Com o objetivo de identificar maus pagadores surgiu o conceito score de crédito, que, de forma simplificada, é uma representação do risco daquele cliente não honrar os pagamentos de suas dívidas.
Os credit reports foram muito populares entre as instituições que ofereciam esse serviço durante o século XX e parte do XXI.
Tradicionalmente, esses reports apresentavam um apanhado geral das informações financeiras de um cliente, dados necessários para análise e calculo do score de crédito como: histórico de pagamentos, débitos, endereços, profissão, entre outros.
O score em si podia ser calculado com a ajuda de um scorecard, que apresentava as variáveis e seus pesos no modelo final. Era bastante comum que fossem estruturados em tabelas para facilitar o processo de escoragem, que era manual.
Vamos tomar como exemplo a planilha abaixo, que mostra um scorecard fictício.
Para um cliente com o seguinte perfil:
- 32 anos
- Renda de R$ 6.000
- Autônomo
- Sem negativações
Teríamos um score de 15 + 20 + 5 +10 = 50 pontos.
Para aqueles que quiserem se aprofundar no cálculo dos pesos e em outros conceitos de crédito, deixo a recomendação do livro Credit Scoring, do Abrahan Laredo. Apesar de ser focado em métodos mais tradicionais, o livro traz uma visão geral muito interessante dos principais aspectos da área.
Mesmo tendo sido bastante importantes, os scorecards tinham duas principais desvantagens em relação as técnicas atuais: dificuldade de escalonamento, por ser um trabalho manual, e menor assertividade, já que estavam limitados a modelos estatísticos e dificilmente eram revisados com base nos dados observados de pagamento e defaults de crédito.
Impacto da tecnologia
Em meados do século XX, tivemos o surgimento de novas técnicas de modelagem preditiva, além da já consagrada regressão logística. Nesse período começaram a surgir, os modelos lineares generalizados, as primeiras redes neurais e árvores de decisão, que, mais tarde, se tornaram os blocos fundamentais para construção de soluções de alto nível em diversas áreas.
O desenvolvimento de modelos mais complexos trouxe consigo maior assertividade na concessão de crédito. De um lado, o banco tem maior controle de sua exposição ao risco e, do outro, o cliente recebe propostas, taxas e limites mais condizentes com seu perfil.

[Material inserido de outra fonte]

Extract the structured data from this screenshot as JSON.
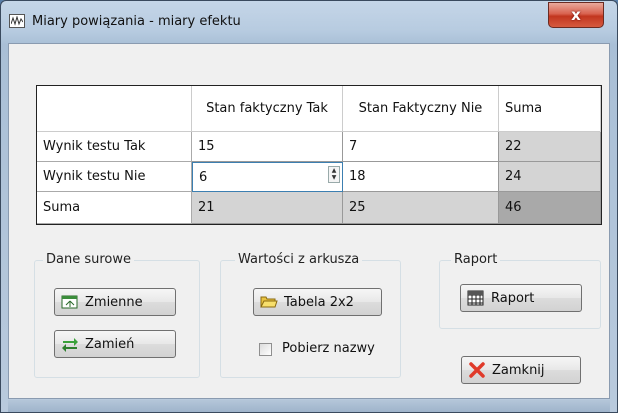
{
  "window": {
    "title": "Miary powiązania - miary efektu",
    "close_label": "x"
  },
  "table": {
    "columns": [
      "",
      "Stan faktyczny Tak",
      "Stan Faktyczny Nie",
      "Suma"
    ],
    "rows": [
      {
        "label": "Wynik testu Tak",
        "c1": "15",
        "c2": "7",
        "sum": "22"
      },
      {
        "label": "Wynik testu Nie",
        "c1": "6",
        "c2": "18",
        "sum": "24"
      },
      {
        "label": "Suma",
        "c1": "21",
        "c2": "25",
        "sum": "46"
      }
    ]
  },
  "groups": {
    "raw": {
      "label": "Dane surowe",
      "variables_button": "Zmienne",
      "swap_button": "Zamień"
    },
    "sheet": {
      "label": "Wartości z arkusza",
      "table_button": "Tabela 2x2",
      "fetch_names_label": "Pobierz nazwy",
      "fetch_names_checked": false
    },
    "report": {
      "label": "Raport",
      "report_button": "Raport"
    }
  },
  "close_button": "Zamknij"
}
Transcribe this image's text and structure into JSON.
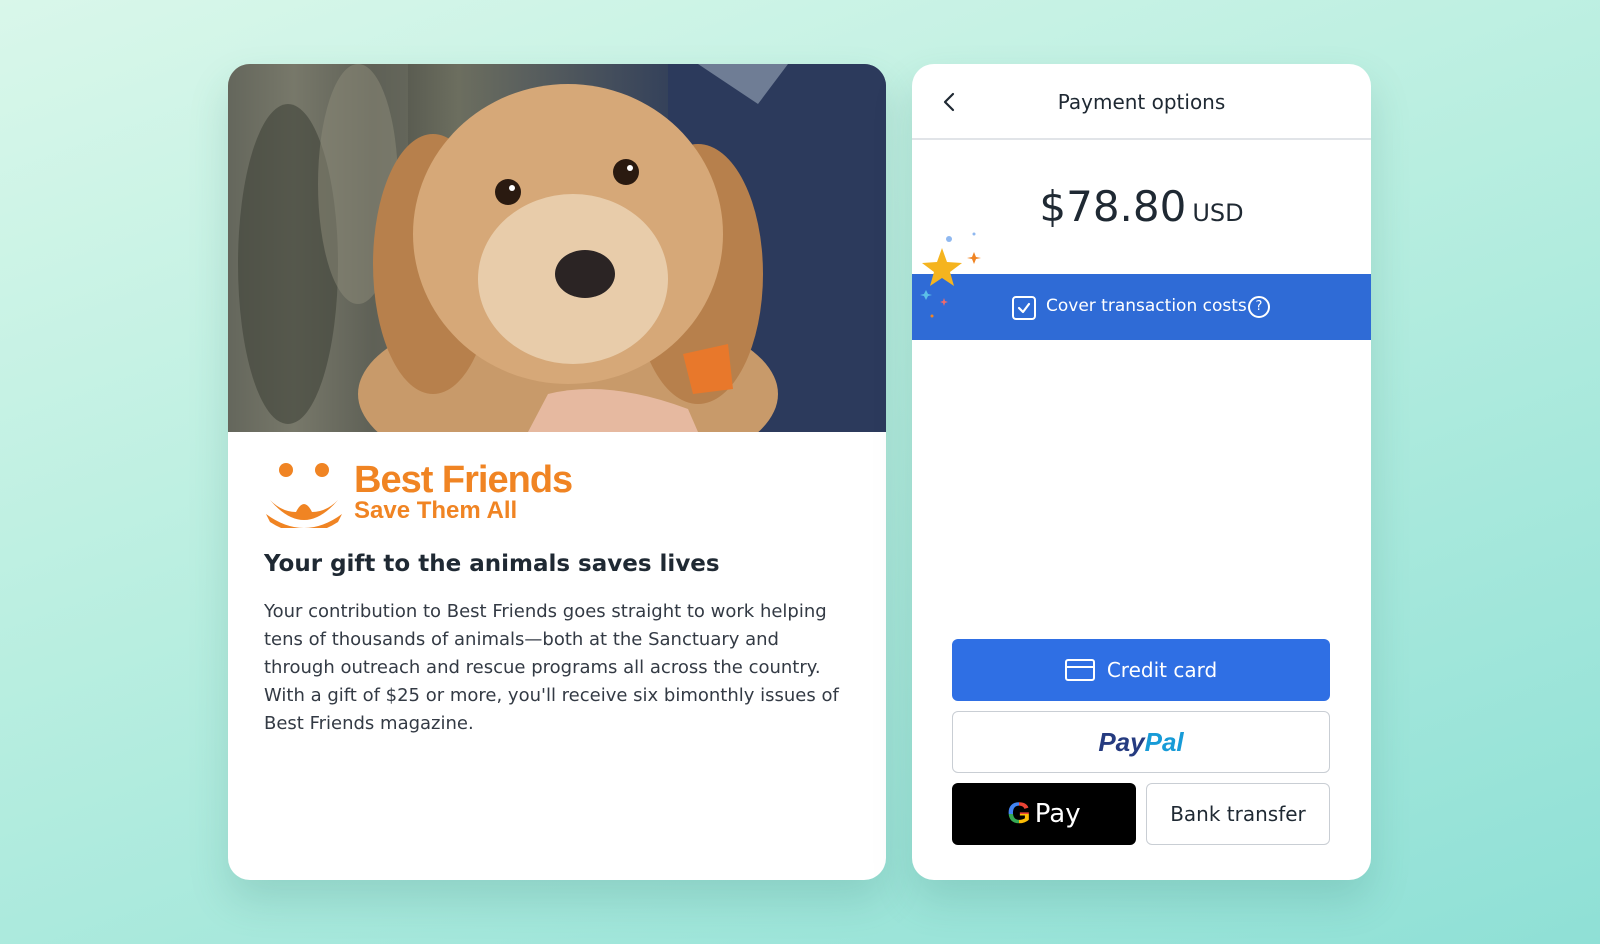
{
  "info": {
    "logo_title": "Best Friends",
    "logo_tagline": "Save Them All",
    "heading": "Your gift to the animals saves lives",
    "body": "Your contribution to Best Friends goes straight to work helping tens of thousands of animals—both at the Sanctuary and through outreach and rescue programs all across the country. With a gift of $25 or more, you'll receive six bimonthly issues of Best Friends magazine."
  },
  "payment": {
    "title": "Payment options",
    "amount": "$78.80",
    "currency": "USD",
    "cover_label": "Cover transaction costs",
    "cover_checked": true,
    "credit_card_label": "Credit card",
    "paypal_p": "Pay",
    "paypal_pal": "Pal",
    "gpay_g": "G",
    "gpay_label": "Pay",
    "bank_label": "Bank transfer"
  },
  "colors": {
    "brand_orange": "#f08423",
    "accent_blue": "#2f6bd6",
    "button_blue": "#2f6fe4"
  },
  "icons": {
    "back": "chevron-left-icon",
    "check": "checkbox-checked-icon",
    "help": "question-circle-icon",
    "card": "credit-card-icon"
  }
}
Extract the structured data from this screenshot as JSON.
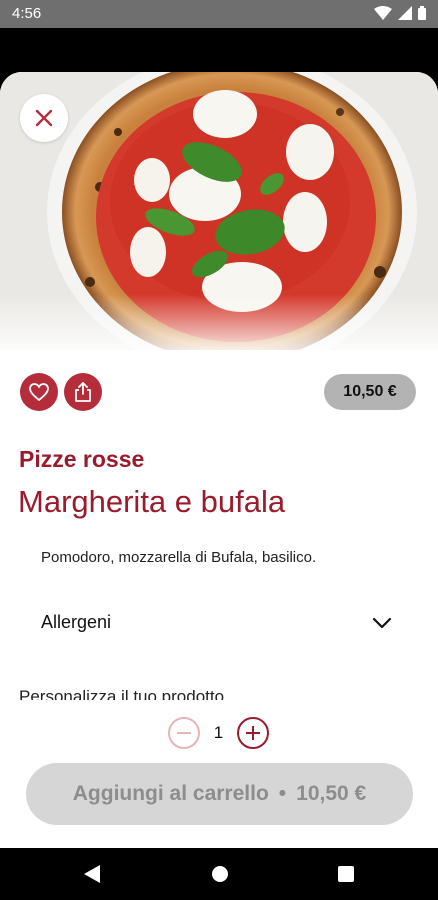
{
  "status_bar": {
    "time": "4:56"
  },
  "product": {
    "category": "Pizze rosse",
    "name": "Margherita e bufala",
    "description": "Pomodoro, mozzarella di Bufala, basilico.",
    "price": "10,50 €"
  },
  "allergens": {
    "label": "Allergeni"
  },
  "personalize": {
    "label": "Personalizza il tuo prodotto"
  },
  "quantity": {
    "value": "1"
  },
  "cart_button": {
    "label": "Aggiungi al carrello",
    "separator": "•",
    "price": "10,50 €"
  },
  "colors": {
    "brand": "#9a1b2b",
    "button_disabled": "#d6d6d6",
    "price_pill": "#b3b3b3"
  },
  "icons": [
    "wifi-icon",
    "signal-icon",
    "battery-icon",
    "close-icon",
    "heart-icon",
    "share-icon",
    "chevron-down-icon",
    "minus-icon",
    "plus-icon",
    "back-icon",
    "home-icon",
    "recents-icon"
  ]
}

Além dos novos modelos, a infraestrutura dos motores de crédito também foi impactada pelo avanço tecnológico. Por conta dos altos níveis de automação e integração de sistemas, hoje podemos estabelecer processos de triagem altamente eficientes, diminuindo os tempos de análise e concessão.
Vamos retomar o exemplo anterior: o modelo tradicional levava em conta variáveis de forma isolada, atribuindo pesos a cada uma delas, ou seja, interações entre elas não eram consideradas. Além disso, processos manuais limitavam a quantidade de análises feitas em um dia, com grande dificuldade de escalonamento. Se um banco quisesse aumentar a quantidade de clientes analisados, seria necessário contratar mais e mais analistas.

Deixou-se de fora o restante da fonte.